While this week flew by in many respects and I only got a couple of posts out, there is much change and progress afoot. This post is an attempt to catalog some of the work I (and others) have been doing that hasn't made it onto the blog:

  • Discussion of the "Better Task List" post by jfm`. Including spoilers for posts that I hope to have ready next week.

  • Further discussion of the make emacs better post. I'm thinking that it's probably nearly time to split that into a few pages. There's a lot of great content there and people have added a lot. I'm a huge fan.

  • Not a link, except to say that I did some fairly substantial tweaks of the site's design, which is probably only worth mentioning because I suspect most people read the site on RSS. Different fonts in the headers, and I rearranged the masthead to be a little more clean, and changed the links a bit.
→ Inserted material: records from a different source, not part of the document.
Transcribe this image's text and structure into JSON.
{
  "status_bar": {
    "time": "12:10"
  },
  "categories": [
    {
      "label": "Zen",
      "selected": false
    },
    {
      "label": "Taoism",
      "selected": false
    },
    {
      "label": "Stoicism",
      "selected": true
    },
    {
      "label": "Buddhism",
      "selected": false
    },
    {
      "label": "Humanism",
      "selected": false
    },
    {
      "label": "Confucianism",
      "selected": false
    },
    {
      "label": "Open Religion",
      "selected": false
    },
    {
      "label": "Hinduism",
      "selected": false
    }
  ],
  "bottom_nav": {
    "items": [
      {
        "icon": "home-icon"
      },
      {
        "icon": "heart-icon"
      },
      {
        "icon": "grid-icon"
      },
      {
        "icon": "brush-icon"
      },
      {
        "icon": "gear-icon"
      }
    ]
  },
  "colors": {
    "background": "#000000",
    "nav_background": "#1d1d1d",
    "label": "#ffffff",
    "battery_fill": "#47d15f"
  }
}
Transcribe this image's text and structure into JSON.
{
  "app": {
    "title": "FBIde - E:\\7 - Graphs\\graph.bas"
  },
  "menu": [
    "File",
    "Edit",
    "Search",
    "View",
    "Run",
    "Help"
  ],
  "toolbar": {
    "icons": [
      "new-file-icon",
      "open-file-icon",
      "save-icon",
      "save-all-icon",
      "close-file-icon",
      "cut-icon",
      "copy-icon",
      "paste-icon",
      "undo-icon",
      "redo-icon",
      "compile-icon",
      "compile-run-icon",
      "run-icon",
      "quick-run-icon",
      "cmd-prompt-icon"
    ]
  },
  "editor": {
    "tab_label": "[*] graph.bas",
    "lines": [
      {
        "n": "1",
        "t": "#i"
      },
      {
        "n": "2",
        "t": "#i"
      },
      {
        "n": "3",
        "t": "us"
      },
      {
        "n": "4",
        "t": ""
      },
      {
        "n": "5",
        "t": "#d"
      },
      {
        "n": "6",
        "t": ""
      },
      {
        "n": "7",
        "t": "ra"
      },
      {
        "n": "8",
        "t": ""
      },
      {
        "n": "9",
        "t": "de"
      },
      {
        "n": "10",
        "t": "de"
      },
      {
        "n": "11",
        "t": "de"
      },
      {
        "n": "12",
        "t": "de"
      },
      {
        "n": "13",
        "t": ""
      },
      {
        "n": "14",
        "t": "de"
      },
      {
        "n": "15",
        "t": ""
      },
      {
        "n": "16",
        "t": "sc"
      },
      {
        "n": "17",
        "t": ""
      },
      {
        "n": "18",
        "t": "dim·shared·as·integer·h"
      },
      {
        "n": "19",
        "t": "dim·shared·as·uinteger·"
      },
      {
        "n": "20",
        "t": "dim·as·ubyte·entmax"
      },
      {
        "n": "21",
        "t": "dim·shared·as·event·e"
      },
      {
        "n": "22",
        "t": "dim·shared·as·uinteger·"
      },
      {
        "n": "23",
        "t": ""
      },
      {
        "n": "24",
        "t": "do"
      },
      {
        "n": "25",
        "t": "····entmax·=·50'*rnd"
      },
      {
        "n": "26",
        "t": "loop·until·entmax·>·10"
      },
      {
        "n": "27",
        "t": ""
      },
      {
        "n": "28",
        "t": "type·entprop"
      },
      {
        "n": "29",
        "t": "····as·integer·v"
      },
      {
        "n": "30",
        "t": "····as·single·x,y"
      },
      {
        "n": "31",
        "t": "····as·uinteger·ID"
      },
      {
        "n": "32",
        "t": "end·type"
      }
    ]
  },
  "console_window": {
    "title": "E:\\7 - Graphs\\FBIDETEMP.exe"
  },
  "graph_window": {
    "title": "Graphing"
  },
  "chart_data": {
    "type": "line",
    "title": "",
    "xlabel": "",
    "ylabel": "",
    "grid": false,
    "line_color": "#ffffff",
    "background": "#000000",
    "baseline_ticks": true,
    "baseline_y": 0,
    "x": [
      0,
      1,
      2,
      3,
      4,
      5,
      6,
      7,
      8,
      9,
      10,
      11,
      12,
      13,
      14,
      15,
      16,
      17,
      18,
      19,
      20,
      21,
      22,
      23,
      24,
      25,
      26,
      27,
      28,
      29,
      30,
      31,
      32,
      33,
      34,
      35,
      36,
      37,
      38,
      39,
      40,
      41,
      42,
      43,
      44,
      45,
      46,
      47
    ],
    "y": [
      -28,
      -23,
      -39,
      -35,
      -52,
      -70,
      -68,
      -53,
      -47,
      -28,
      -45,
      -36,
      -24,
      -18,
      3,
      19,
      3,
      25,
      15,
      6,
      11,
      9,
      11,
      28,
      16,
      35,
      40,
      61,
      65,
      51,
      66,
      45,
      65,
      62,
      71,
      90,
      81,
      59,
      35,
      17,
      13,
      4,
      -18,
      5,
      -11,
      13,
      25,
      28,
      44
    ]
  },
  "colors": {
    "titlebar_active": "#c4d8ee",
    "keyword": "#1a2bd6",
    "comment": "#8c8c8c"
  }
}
  • I'm in the slow process of cleaning up the Cyborg Institute site which I've neglected for far too long. I'm importing a lot of the content that I wrote over there, notably sygn and tubmle-manager. Next up, some straggling blog posts, and a clean up of the existing content to match my current projects and work.

  • The knitting posts, which is collected separately from rhizome posts is in full swing, and I hope to be able to post a few things there every now and then.

  • There's now a real tag index and a tag cloud that looks like something. I'd avoided putting together a page like this for some time, because there were a lot of junk tags and enough really big tags that the cloud didn't really work. I've mostly cleaned that up, leaving the wiki with a rather awesome tag cloud

    I've also found a few things on the web that I think you might enjoy on the web:

  • A new blog called observatory. I've been talking to the author a bit. I realized that there aren't very many blogs that are so verbose. I suppose ByteBaker is another example, but there aren't many of them around.

  • undo-tree-mode is a nifty little emacs hack that makes undoing and redoing much less complicated and weird. (From that make emacs better discussion.) Though I have to admit that I no longer have a problem with the default behavior, even if I know it's a bit counter intuitive.

  • I've been reading Strange Horizons more than I have in the past, thanks mostly to instapaer and InstaFetch for Android. I was particularly found of Genevieve Valentine's column/review of a glorious mess of a movie trope.

That's all I have for this week.

Comments Undo-tree also allows for undoing based on time (see here), apparently a feature that vim has.